In order to begin the conservation of 8,000 children's shoes – children who were, for the most part, murdered in the German Nazi concentration and extermination camp Auschwitz – within the next few weeks, a further $180,000 needs to be raised, the International March of the Living announced, in partnership with the Auschwitz-Birkenau Foundation and the Auschwitz Memorial.
The crowdfunding campaign was launched in September 2022 by the three organizations to raise funds with the goal of preserving the shoes. Those who have visited the murder site have seen the famed display of shoes, piled up in a heap, of the people later killed in the mass genocide.
However, these shoes face threat now even though they are crucial in preserving the memory of those who perished. The Auschwitz Foundation announced that, without immediate conservation, these shoes are in danger of disappearing as historic documentation of life and death.
The renewed fervor surrounding the campaign awoke right on time, marking the 78th anniversary of the liberation of Auschwitz and International Holocaust Memorial Day.
What has the campaign accomplished so far?
The campaign, titled "From SOUL to SOLE," has so far raised more than half of the estimated funds needed for the preservation – about $500,000 – including an initial contribution from Eitan Neishlos, founder and President of the Neishlos Foundation, and the grandson of Holocaust survivors.
Also contributing to the funds have been thousands of people across the world – members of the public, Jews and non-Jews – who have contributed to the project through the website, available here.
Many of those who have donated have done so in memory of a victim of the Holocaust, or in the names of their own children to help educate the next generation about the crimes of the Holocaust.
"The conservators of the Museum will be able to begin their work in the coming weeks after all the funds have been raised," said Wojciech Soczewica, Director General of the Auschwitz-Birkenau Foundation. "The work on preserving the children's shoes will last for two years, but our work of preserving the testimonies and the evidence of the Nazi-Germany crimes will continue forever."
A Holocaust survivor speaks up
Holocaust survivor Naftali Furst, speaking last week at the Conservation Laboratories set up at the Auschwitz-Birkenau Memorial and Museum, said that he is "alive thanks to my shoes, which I succeeded in maintaining while at Auschwitz.
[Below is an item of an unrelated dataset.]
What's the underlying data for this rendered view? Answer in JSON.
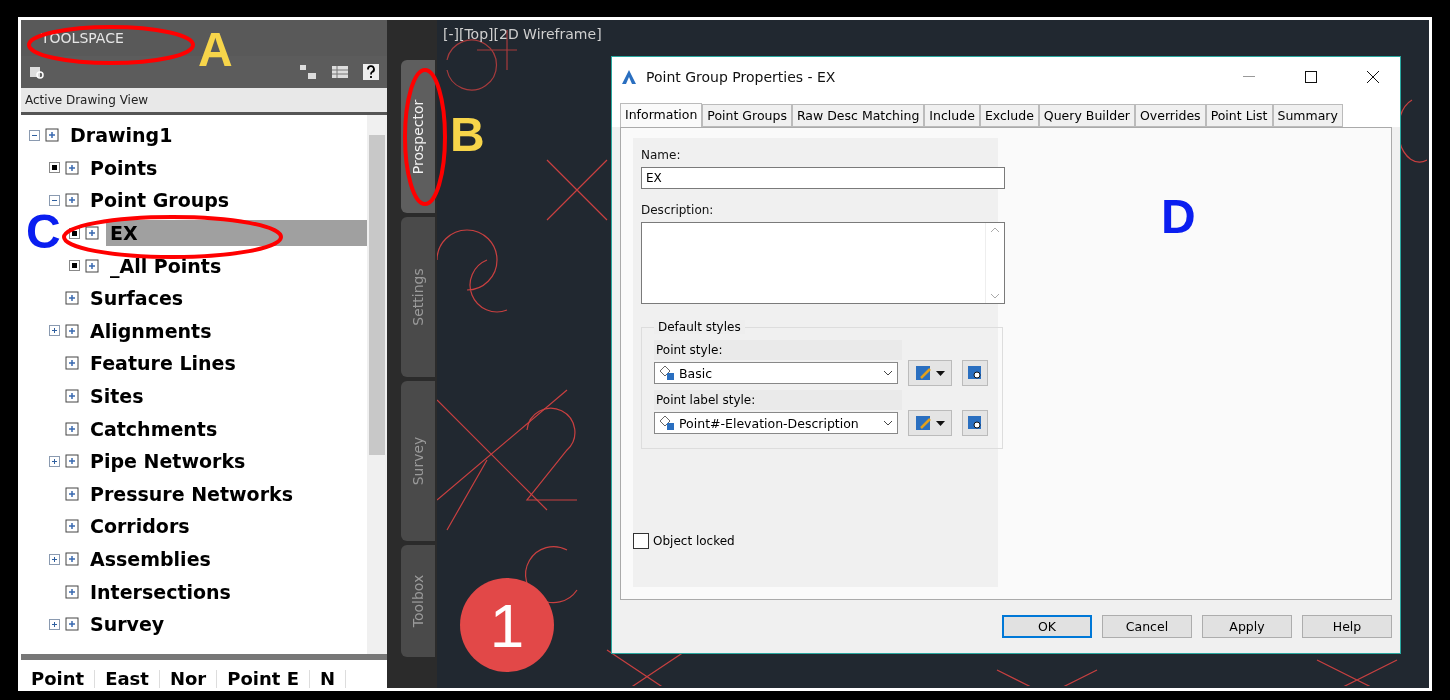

Without them, I wouldn't have survived the Death March."
The Conservation Laboratories was set up to conserve all surviving historical objects, including the shoes that belonged to children deported to the camp.
"I went to Auschwitz together with my family from a prison camp in Slovakia (Sered) towards the end of the war, in November 1944, when I was 12 years old," Furst said. "The Death March was the hardest thing for us. We marched through hell, we walked for three days in the freezing cold, without food, without being able to stop, seeing the so many who could not continue to march and died near us until we reached an open train in the snow, which took us on the days long, freezing cold journey to Buchenwald."
He concluded, "Preserving the shoes of children who were murdered during the Holocaust is holy work. I am so moved to be here and to see how the work is being done, and I think about my family that was murdered – their shoes could be here."
When the International March of the Living heard of the need to preserve the shoes of children who were murdered at Auschwitz, "it was clear that we had a one-time opportunity to preserve this tangible evidence of Nazi crimes, and to increase awareness of the cruel murder of children during the Holocaust," said the organization's deputy CEO Revital Yakin Krakovsky.